Beginning in 2009, three of the defendants and other pharmacy workers bribed and gave kickbacks to doctors and doctors' workers to get more business, prosecutors said. Lavish meals, cash, checks and wire transfers were used as kickbacks, authorities said, and at least one worker was paid to work inside a doctor's office for the doctor's benefit.
The Union City location was also accused of pervasive fraud, as it charged health insurance providers for drugs that were never given to patients, prosecutors said. The pharmacies usually gave out medications for initial prescriptions it received, but would regularly charge for refills for the same drugs and never gave them to patients, court documents allege.
The Union City location raked in more than $65 million in bogus reimbursement payments from 2013 through 2017, prosecutors said. The medications were never given to patients, were never ordered and weren't even in stock.
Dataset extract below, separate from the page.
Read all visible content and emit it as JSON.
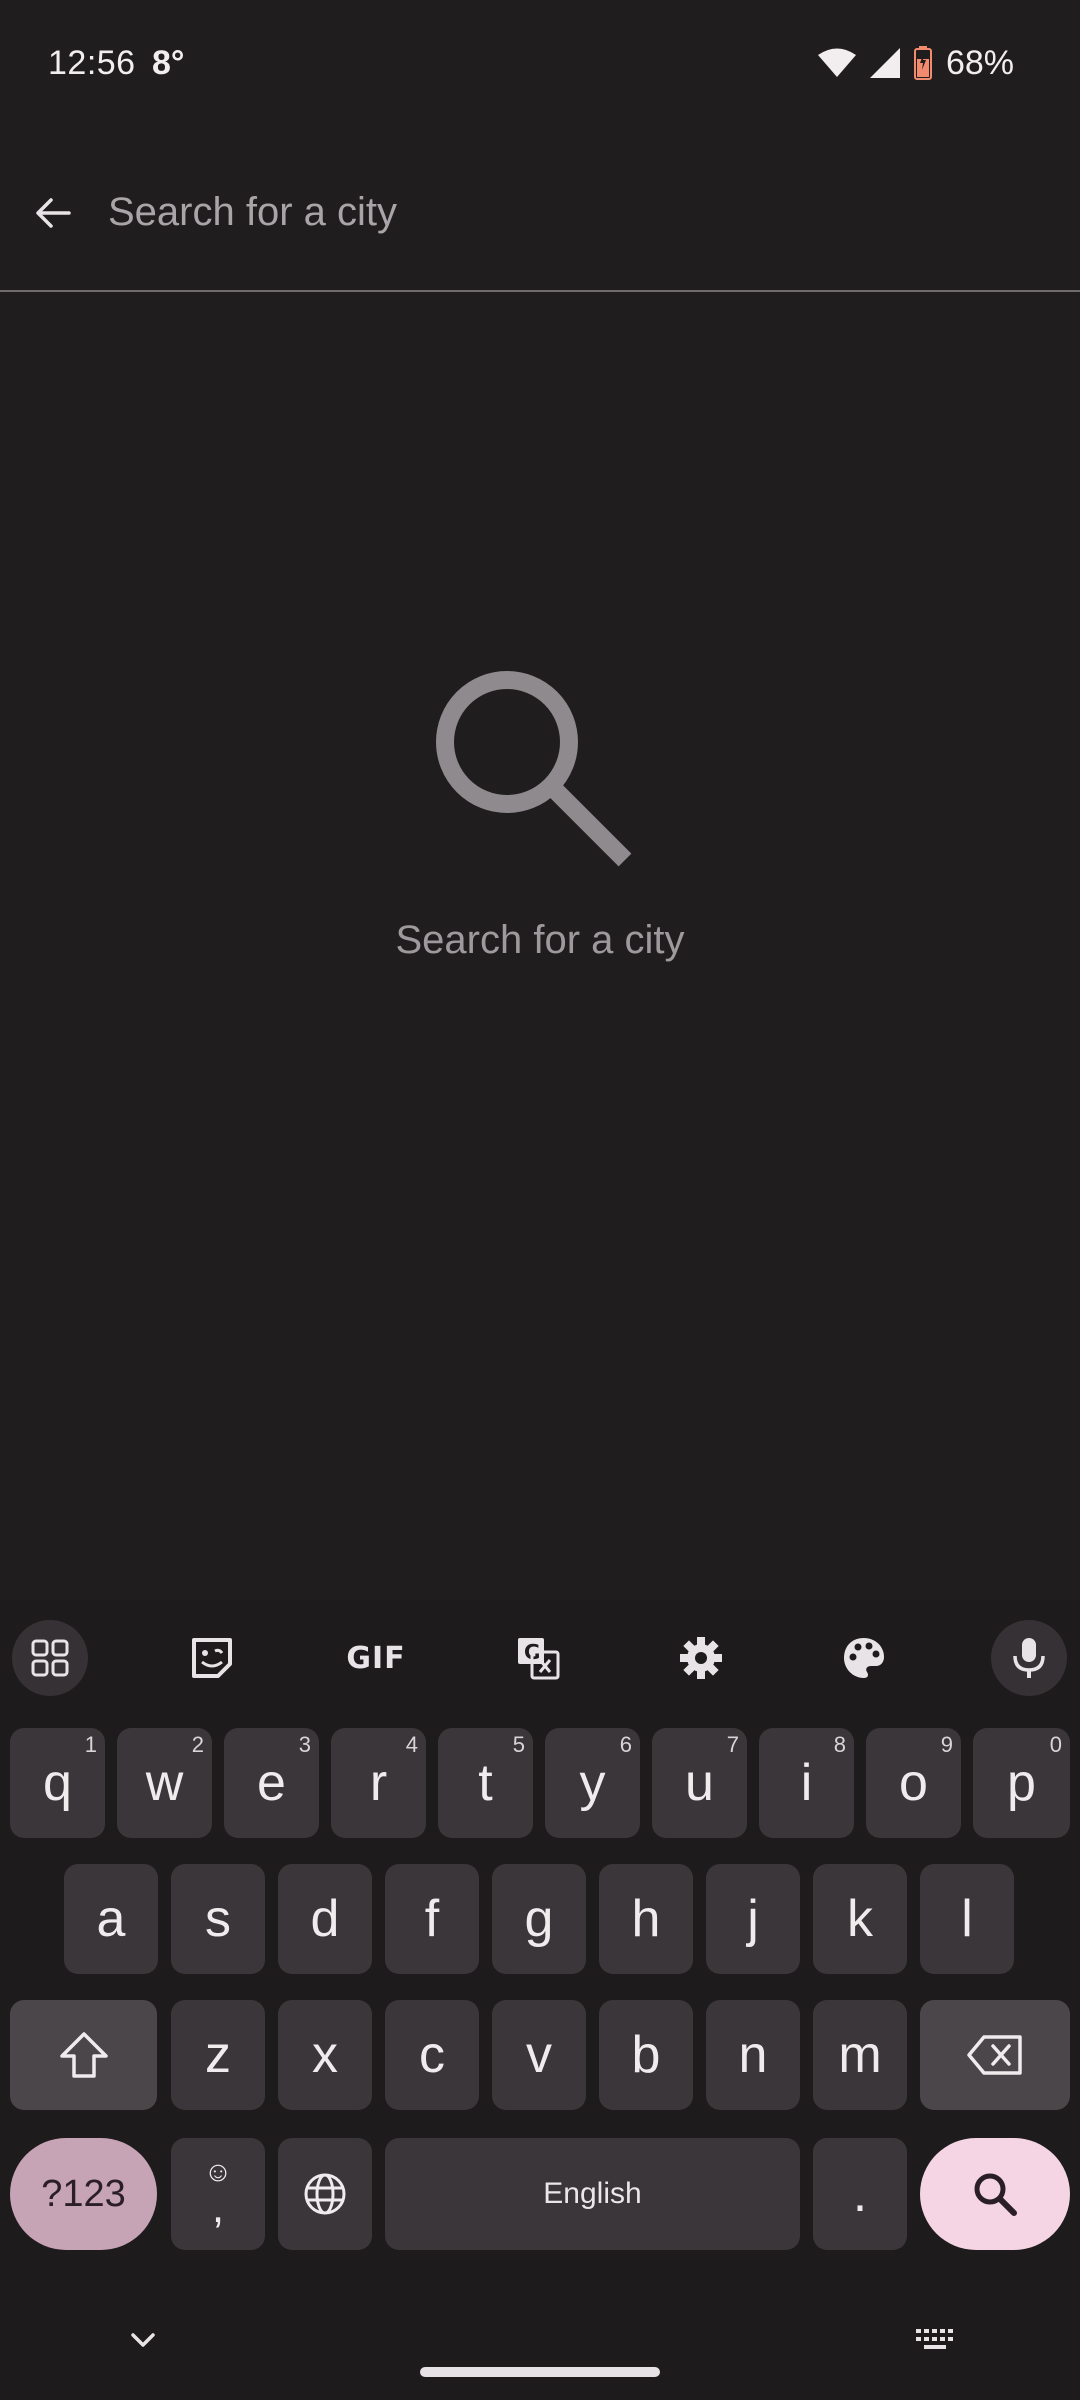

Furthermore, when pharmacy benefit managers learned about the fraudulent practice through routine audits, workers were told to forge documents to make it look like the drugs had been shipped to patients, authorities said.
After some benefit managers stopped doing business with Prime Aid Pharmacies, the Glen Head defendants opened new pharmacies, transferring over patients from the original company and then lying to benefit managers about who actually owned the new companies.
The group faces charges including health care fraud, wire fraud, and kickback conspiracy.